Rajdeep Das

Rajdeep Das

React & TypeScript Engineer

What Contributing to a Large Open-Source Codebase Taught Me

January 3, 2026

Over the past few weeks, I've been contributing to large open-source codebases like Twenty CRM (and previously Cal.com).

Working on real issues in a production-scale project taught me lessons I never really picked up from personal projects or tutorials.

This post isn't about how to contribute to open source, but about what changes in your thinking when you work inside a large, shared codebase.

Reading code is the real work

I realized that fixing the issue itself wasn't the hard part.

Understanding where the issue should be fixed took most of the time.

Before jumping into a fix, I usually start by reproducing the issue and tracing where it originates. That process alone often takes a significant amount of time. I go through multiple folders and files, trying to understand what each part of the code is responsible for and how different pieces fit together.

In a large and mature open-source codebase, this is expected. I've noticed that when I'm new to a particular area of the code, simply building enough context can easily take half a day.

Directly jumping into a fix without understanding the existing patterns, naming conventions, and coding style can be risky. It not only makes the change harder to review but can also introduce subtle issues that affect maintainability in the long run.

Small changes can have a real impact

The bugs I worked on were not complex, but their impact was very visible to users. It reminded me that in real products, "small" bugs are often the most painful ones.

I've worked on several bug fixes that initially looked like simple UI updates, not reflecting immediately, empty groups not hiding correctly in list views, field views not persisting, navigation issues, and more. On the surface, these appeared to be minor UI problems.

In reality, they had a serious impact on the product and user experience, often breaking important flows. As a builder, I don't want users to face these kinds of issues. A smooth and predictable experience matters a lot, especially in tools people rely on daily.

In real-world production apps like Twenty, there are also many edge cases to consider. Fixing one issue without accounting for those cases can easily lead to new bugs elsewhere.

Most bugs are about state, not UI

I've noticed that many bugs appear in the UI, but their root cause usually lives somewhere deeper in the state or side effects. The UI is often just the place where the problem becomes visible.

In one of the issues I worked on, the problem initially looked like a navigation bug. But after digging deeper, it turned out to be related to the stale state being preserved even after a rename operation. The UI was behaving correctly based on the data it was receiving, the real issue was that the underlying state was no longer in sync with the updated route.

This made me realize that debugging in large applications is less about tweaking UI components and more about understanding data flow, state transitions, and side effects. Once you understand how the state moves through the system, many "UI bugs" start making a lot more sense.

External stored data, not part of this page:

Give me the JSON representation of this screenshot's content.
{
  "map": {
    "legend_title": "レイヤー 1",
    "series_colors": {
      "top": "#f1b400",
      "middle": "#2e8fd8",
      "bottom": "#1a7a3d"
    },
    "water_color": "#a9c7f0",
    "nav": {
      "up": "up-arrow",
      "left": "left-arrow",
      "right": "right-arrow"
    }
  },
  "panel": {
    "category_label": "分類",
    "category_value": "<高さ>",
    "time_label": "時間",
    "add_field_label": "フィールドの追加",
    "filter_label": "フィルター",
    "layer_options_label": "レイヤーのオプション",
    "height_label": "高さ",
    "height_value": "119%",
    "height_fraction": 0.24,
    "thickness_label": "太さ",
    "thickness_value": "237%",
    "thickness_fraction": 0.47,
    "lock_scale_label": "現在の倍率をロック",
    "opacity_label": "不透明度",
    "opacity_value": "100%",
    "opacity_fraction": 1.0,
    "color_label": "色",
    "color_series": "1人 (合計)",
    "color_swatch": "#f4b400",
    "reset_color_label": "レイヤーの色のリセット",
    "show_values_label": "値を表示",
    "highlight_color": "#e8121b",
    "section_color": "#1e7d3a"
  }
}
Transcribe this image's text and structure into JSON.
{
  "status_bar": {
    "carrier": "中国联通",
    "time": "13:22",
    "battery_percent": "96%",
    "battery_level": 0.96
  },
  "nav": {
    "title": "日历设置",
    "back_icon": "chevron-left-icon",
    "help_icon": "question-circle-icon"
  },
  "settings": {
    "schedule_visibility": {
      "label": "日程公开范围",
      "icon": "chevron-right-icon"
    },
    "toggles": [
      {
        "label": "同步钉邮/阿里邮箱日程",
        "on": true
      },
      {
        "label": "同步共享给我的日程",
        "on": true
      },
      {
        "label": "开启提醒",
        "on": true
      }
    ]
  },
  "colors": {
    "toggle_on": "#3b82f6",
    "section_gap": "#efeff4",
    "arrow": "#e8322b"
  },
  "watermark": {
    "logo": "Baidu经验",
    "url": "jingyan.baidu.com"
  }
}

Code reviews matter more than merges

Another important lesson for me was how valuable code reviews are.

Getting a PR merged feels good, but the real learning often happens during the review process. Reviews force you to justify your decisions, rethink naming, and consider edge cases you might have missed.

In a large codebase, your change doesn't exist in isolation. Reviewers look at how it fits into existing patterns and whether it introduces long-term maintenance risks. This feedback loop helped me write safer and more intentional code, instead of just focusing on making the fix work.

Over time, I've started seeing reviews less as gatekeeping and more as a collaborative process that improves both the code and the contributor.

How this changed how I approach side projects

Contributing to a large open-source codebase made me much more conscious of how state behaves over time, not just how features work in isolation.

Earlier, when building side projects, my focus was mostly on whether something worked in the happy path. If the UI updated correctly after an action, I considered the feature done. Working on real bugs in Twenty showed me how easily things can break when state changes are only partially handled.

For example, a rename operation might look complete once the UI reflects the new name. But if some part of the application is still holding on to an old state, such as a memorized navigation route, the bug only shows up later, in a completely different flow.

That experience changed how I think about "done." I now actively ask myself what else depends on this state, what happens after this action, and whether anything needs to be explicitly synced or cleaned up. Even in my own projects, I try to trace state changes beyond the immediate UI update.

Instead of just making things work, I've started paying more attention to how changes propagate through the system and how they behave over time.

Final thoughts

Contributing to a large open-source project can feel intimidating at first. The codebase is big, the context takes time to build, and progress can feel slow.

But you don't need to understand everything to contribute. You just need to understand one problem deeply enough to fix it well.

For me, working on a large shared codebase like Twenty CRM has been one of the most practical ways to grow as an engineer. It forced me to slow down, think more carefully, and focus on the parts of engineering that really matter in production systems.